Hey guys,
I’ve been beating my head over this for the last few days and I can’t figure out why mex file doesn’t want to work for large Matlab matrices.
I call my code in MatLab by calling “cudaadd(a,b,c … and how many ever matrices you want)” if one matrix is given then a copy of that matrix is returned. The importance of this statement is because submitting a large matrix returns a copy of that large matrix no problem. So the problem must be when I am adding these large matrices. I get values returned to Matlab that don’t make sense, such as 850 (I am adding two matrices made with 100 * rand(1000), so they only have values between 1-100.) Any help would be appreciated
The code:
#include "cuda.h"
#include "mex.h"
#include <string.h>
#include <unistd.h>
// Simple utility function to check for CUDA runtime errors
void checkCUDAError(const char* msg);
/* Kernel to add the array on the GPU */
__global__ void gpuadd(float* result, float* nextMatrix, int size)
{
/* calculate which element we should be adding */
int x = blockIdx.x*blockDim.x + threadIdx.x;
int y = blockIdx.y*blockDim.y + threadIdx.y;
int idx = x*y + x;
/*make sure x < sizeX && ycoord < sizeY*/
if(idx < size)
result[idx] = result[idx] + nextMatrix[idx];
}
/*Gateway function */
void mexFunction(int nlhs, mxArray *plhs[], int nrhs, const mxArray *prhs[])
{
/* whatever data i need to allocate */
double *result, *nextMatrix; /*hold the results */
float *resultf, *nextMatrixf; /* arrays to hold float conversion of the data */
float *resultGPU, *nextMatrixGPU; /* pointers for data on GPU */
int size, rowLen, colLen; /*hold our matrix size, which should be the same for all */
int floatsize; /* size of float in bytes */
dim3 dimGrid, dimBlock; /* holds the CUDA thread block size and size of grid */
/*get all arrays to add*/
if(nlhs > 1)
mexErrMsgTxt("Need only 1 output.");
else if(nrhs == 0)
mexErrMsgTxt("Please specify what matrices to add");
else
{
/* get the dimension and check that all matrices have the same dimension */
rowLen = mxGetM(prhs[0]);
colLen = mxGetN(prhs[0]);
for(int i = 1; i < nrhs; i++)
if(rowLen != mxGetM(prhs[i]) || colLen != mxGetN(prhs[i]))

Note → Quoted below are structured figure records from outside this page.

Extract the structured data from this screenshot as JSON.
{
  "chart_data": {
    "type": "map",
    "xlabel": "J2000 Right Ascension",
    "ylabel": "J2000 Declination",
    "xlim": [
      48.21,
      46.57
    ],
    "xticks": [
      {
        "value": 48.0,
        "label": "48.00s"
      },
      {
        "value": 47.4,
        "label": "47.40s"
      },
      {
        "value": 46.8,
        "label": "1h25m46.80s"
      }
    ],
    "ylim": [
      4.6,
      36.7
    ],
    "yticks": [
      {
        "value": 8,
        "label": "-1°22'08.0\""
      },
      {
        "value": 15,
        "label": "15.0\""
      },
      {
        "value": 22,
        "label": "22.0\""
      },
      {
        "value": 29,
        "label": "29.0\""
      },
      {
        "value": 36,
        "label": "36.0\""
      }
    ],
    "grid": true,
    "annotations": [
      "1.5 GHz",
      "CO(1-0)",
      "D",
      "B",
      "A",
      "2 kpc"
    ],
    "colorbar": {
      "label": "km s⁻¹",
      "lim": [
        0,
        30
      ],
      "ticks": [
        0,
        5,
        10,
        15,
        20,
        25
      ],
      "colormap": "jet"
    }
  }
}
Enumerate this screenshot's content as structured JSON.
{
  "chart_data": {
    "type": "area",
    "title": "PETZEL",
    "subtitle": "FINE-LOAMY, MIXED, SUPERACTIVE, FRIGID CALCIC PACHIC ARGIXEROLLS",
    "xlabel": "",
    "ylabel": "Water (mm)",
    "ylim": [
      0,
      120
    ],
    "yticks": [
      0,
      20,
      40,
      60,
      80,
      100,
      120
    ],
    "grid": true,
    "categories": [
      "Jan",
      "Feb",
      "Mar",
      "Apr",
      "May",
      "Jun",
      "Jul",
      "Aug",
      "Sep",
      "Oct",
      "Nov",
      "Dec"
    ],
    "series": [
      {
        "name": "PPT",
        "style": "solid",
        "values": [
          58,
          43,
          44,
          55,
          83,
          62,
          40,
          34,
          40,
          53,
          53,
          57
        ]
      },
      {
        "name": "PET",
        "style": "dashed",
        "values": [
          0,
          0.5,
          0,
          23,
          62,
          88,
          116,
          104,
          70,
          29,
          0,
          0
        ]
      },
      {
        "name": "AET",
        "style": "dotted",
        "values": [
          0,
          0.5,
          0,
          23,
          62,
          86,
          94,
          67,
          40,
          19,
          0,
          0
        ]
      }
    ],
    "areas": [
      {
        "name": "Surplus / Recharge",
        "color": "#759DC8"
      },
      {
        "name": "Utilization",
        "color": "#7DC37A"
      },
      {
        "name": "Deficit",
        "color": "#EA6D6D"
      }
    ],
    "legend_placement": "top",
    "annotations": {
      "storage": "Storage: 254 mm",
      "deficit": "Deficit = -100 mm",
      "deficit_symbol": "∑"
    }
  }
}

mexErrMsgTxt("Matrix dimensions must agree.");
size = rowLen * colLen;
floatsize = sizeof(float) * size;
dimBlock = dim3(10,10);
/*int nBlocks = size/dimBlock.x + (size%dimBlock.x == 0?0:1);*/
int yBlocks = rowLen/dimBlock.y + (rowLen%dimBlock.y == 0?0:1);
int xBlocks = colLen/dimBlock.x + (colLen%dimBlock.x == 0?0:1);
dimGrid = dim3(xBlocks, yBlocks);
}
/* prepare our output matrix */
plhs[0] = mxCreateDoubleMatrix(rowLen, colLen, mxREAL);
/* point to our output matrix's data */
result = mxGetPr(plhs[0]);
memcpy(result, mxGetPr(prhs[0]), sizeof(double)*size); /* copy the first matrix */
for(int i = 1; i < nrhs; i++)
{
if(i == 1) /* only need to do this once */
{
/*allocate data for previous result to add on to*/
cudaMalloc( (void **) &resultGPU, floatsize);
/*allocate data for prhs[i]*/
cudaMalloc( (void **) &nextMatrixGPU, floatsize);
/* convert result to float, do in here in case no addition needs to be
done, so you don't convert if you never enter the for loop */
resultf = (float *) mxMalloc(floatsize);
nextMatrixf = (float *) mxMalloc(floatsize);
for(int k = 0; k < size; k++)
resultf[k] = (float) result[k]; /* float <- double */
}
/* get next matrix */
nextMatrix = mxGetPr(prhs[i]);
/* check to see if prhs[i] is float, else make it float */
if( mxGetClassID(prhs[i]) == mxSINGLE_CLASS )
/* transfer "nextmatrix" data to the GPU*/
cudaMemcpy(nextMatrixGPU, nextMatrix, floatsize, cudaMemcpyHostToDevice);
else /* not single class, make it float */
{
for(int k = 0; k < size; k++)
nextMatrixf[k] = (float) nextMatrix[k];
/* transfer "nextmatrix" data to the GPU */
cudaMemcpy(nextMatrixGPU, nextMatrixf, floatsize, cudaMemcpyHostToDevice);
}
/*transfer the "result" data to the GPU*/
cudaMemcpy(resultGPU, resultf, floatsize, cudaMemcpyHostToDevice);
/*transfers to kernel*/
/* pass pointers to data we copied to device, to the device and whatever other data we need) */
gpuadd<<<dimGrid, dimBlock>>>(resultGPU, nextMatrixGPU, size);
//Check for any CUDA errors
checkCUDAError("kernel invocation");
/*get data from gpu */
cudaMemcpy(resultf, resultGPU, floatsize, cudaMemcpyDeviceToHost);
}
/* convert resultf back to double if matrices were added*/
if(nrhs > 1)
for(int i = 0; i < size; i++)
result[i] = (double) resultf[i];
/* clean up the memories */
if(nrhs > 1)
{
/* device memory */
cudaFree(resultGPU);
cudaFree(nextMatrixGPU);
/* host memory */
mxFree(resultf);
mxFree(nextMatrixf);
}
mexPrintf("Finished successfully?\n");
}
void checkCUDAError(const char *msg)
{
cudaError_t err = cudaGetLastError();
if( cudaSuccess != err)
{
mexErrMsgTxt(cudaGetErrorString(err));
}
}